Bacterial weaponry has an unexpected use in human cells, a protein secreted by bacteria to kill other microbes has been reengineered to modify DNA inaccessible to other gene editors, scientists report. The breakthrough leads the way for mutations in mitochondria to one day be corrected, those energy-producing organelles are inherited from a mother and have their own DNA, distinct from genetic information, from both parents, which is stored in the nucleus of a cell.
Mutations in mitochondrial DNA cause more than 150 different syndromes and affect 1,000 to 4,000 children born in the United States each year, there are no cures for these diseases, and currently, the only way to prevent a child from inheriting dysfunctional mitochondria is a controversial three parent baby method This in vitro fertilization technique requires mitochondria from a donor egg, as well as genetic information from a mother and father.
The toxin secreted by the bacterium Burkholderia cenocepacia unexpectedly turned out to be the solution needed to create a mitochondria-compatible base editor, microbiologists deduced that the toxin killed bacteria by causing disruptive mutations in DNA. But for months, they were unable to unravel how the process worked at the molecular level.

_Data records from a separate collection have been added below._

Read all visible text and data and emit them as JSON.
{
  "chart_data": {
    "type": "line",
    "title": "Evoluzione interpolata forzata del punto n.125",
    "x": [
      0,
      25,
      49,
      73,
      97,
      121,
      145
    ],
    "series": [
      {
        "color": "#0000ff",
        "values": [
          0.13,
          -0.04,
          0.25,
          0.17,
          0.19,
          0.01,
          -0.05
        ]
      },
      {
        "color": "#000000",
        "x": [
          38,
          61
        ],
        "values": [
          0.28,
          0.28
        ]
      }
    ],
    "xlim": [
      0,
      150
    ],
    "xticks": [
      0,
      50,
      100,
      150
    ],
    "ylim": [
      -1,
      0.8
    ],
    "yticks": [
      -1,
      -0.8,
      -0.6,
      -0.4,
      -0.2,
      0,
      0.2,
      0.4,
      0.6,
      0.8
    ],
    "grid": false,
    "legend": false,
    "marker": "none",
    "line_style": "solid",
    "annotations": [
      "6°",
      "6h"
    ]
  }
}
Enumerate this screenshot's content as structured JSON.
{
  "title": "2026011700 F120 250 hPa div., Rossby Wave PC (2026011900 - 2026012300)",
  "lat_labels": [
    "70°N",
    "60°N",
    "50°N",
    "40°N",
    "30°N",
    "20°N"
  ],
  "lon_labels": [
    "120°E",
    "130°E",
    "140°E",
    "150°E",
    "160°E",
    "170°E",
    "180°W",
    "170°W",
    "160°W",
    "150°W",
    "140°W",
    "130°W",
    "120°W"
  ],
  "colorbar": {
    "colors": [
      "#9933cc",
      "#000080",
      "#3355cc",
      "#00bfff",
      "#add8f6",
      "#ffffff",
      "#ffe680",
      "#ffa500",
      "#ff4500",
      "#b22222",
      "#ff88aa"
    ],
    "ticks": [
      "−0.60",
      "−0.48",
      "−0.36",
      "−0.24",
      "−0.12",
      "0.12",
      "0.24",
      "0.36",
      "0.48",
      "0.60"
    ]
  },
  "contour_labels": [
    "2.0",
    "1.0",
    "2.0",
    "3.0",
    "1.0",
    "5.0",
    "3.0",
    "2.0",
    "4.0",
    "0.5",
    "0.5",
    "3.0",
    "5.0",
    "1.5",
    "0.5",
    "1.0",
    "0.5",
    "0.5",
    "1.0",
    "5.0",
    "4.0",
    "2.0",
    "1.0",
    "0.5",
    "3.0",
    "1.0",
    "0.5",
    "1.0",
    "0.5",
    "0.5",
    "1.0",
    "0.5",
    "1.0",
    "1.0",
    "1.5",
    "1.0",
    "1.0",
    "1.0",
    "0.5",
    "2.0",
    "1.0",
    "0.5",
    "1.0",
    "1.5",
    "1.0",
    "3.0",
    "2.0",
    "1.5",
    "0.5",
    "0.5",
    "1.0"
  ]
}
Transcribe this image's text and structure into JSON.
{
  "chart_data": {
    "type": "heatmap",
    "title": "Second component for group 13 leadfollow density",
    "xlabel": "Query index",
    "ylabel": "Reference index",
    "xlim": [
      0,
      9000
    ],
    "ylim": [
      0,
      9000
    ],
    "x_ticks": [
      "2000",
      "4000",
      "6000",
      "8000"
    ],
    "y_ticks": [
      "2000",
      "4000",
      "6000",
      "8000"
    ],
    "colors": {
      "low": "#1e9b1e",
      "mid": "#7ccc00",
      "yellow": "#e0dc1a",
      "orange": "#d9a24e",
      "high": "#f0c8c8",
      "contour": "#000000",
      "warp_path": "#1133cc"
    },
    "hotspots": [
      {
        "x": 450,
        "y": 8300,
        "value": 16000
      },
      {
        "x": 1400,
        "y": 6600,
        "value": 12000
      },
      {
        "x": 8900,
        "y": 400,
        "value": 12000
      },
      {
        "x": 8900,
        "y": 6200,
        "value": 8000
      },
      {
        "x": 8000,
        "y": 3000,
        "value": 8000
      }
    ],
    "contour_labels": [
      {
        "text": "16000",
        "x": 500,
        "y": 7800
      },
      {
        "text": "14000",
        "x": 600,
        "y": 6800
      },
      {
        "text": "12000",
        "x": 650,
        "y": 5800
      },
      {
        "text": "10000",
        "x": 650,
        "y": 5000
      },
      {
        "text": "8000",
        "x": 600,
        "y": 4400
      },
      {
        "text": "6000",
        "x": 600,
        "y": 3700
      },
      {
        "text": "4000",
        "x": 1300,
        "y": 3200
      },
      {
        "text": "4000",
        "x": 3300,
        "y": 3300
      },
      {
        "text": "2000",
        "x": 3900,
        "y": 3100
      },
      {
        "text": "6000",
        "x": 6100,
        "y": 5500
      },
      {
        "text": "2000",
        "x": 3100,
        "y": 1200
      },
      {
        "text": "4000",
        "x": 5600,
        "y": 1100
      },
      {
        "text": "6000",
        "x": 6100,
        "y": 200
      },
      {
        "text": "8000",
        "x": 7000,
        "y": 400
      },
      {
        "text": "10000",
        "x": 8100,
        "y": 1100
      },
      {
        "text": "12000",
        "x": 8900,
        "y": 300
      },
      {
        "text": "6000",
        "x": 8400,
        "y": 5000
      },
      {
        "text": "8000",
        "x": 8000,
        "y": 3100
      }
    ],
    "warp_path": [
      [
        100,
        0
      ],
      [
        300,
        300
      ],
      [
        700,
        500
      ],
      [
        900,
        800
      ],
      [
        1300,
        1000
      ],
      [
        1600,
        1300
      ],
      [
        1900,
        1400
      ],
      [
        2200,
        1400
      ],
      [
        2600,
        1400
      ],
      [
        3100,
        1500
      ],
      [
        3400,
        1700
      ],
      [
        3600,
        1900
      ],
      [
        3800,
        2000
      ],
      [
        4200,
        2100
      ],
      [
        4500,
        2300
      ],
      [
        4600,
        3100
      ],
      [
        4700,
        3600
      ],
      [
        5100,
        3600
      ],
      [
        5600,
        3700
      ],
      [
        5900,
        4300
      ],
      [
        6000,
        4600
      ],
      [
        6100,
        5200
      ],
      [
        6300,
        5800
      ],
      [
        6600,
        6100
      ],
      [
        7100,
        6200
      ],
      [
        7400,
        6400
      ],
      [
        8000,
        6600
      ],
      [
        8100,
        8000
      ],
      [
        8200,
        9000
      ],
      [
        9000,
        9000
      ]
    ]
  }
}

They were about to give up on the project when a single overnight experiment made it all come together.
They suspected that the toxin protein bound to DNA and modified one letter in the DNA, cytosine (C), to resemble a different letter, thymine (T). These intentional typos in the DNA were what brought down the victims of the toxin. But what they learned from that overnight experiment was that, unlike all other cytosine-converting proteins, the toxin made changes to double-stranded DNA instead of single-stranded DNA.
This seems like a minor difference, but it has important implications; until now, base editors have used proteins such as Cas9 to separate the target DNA into individual strands before making a change, but the pieces of RNA required for the function of these proteins cannot enter the mitochondria. A base editor based on the B. cenocepacia toxin, which works on double-stranded DNA, would no longer need to rely on Cas9.
However, the new cytokine-converting enzyme was just as lethal to mammalian cells as it was to bacterial prey. The first step in taming the beast was to modify the toxin so that it would not indiscriminately mess up double-stranded DNA, the researchers split the protein into nontoxic halves; the two pieces changed cytosine to thymine only when they met at the same DNA point.
Future work will aim to improve efficiency, develop new types of mitochondrial editors that can produce other DNA base changes, and see if mitochondrial gene editing works in animals.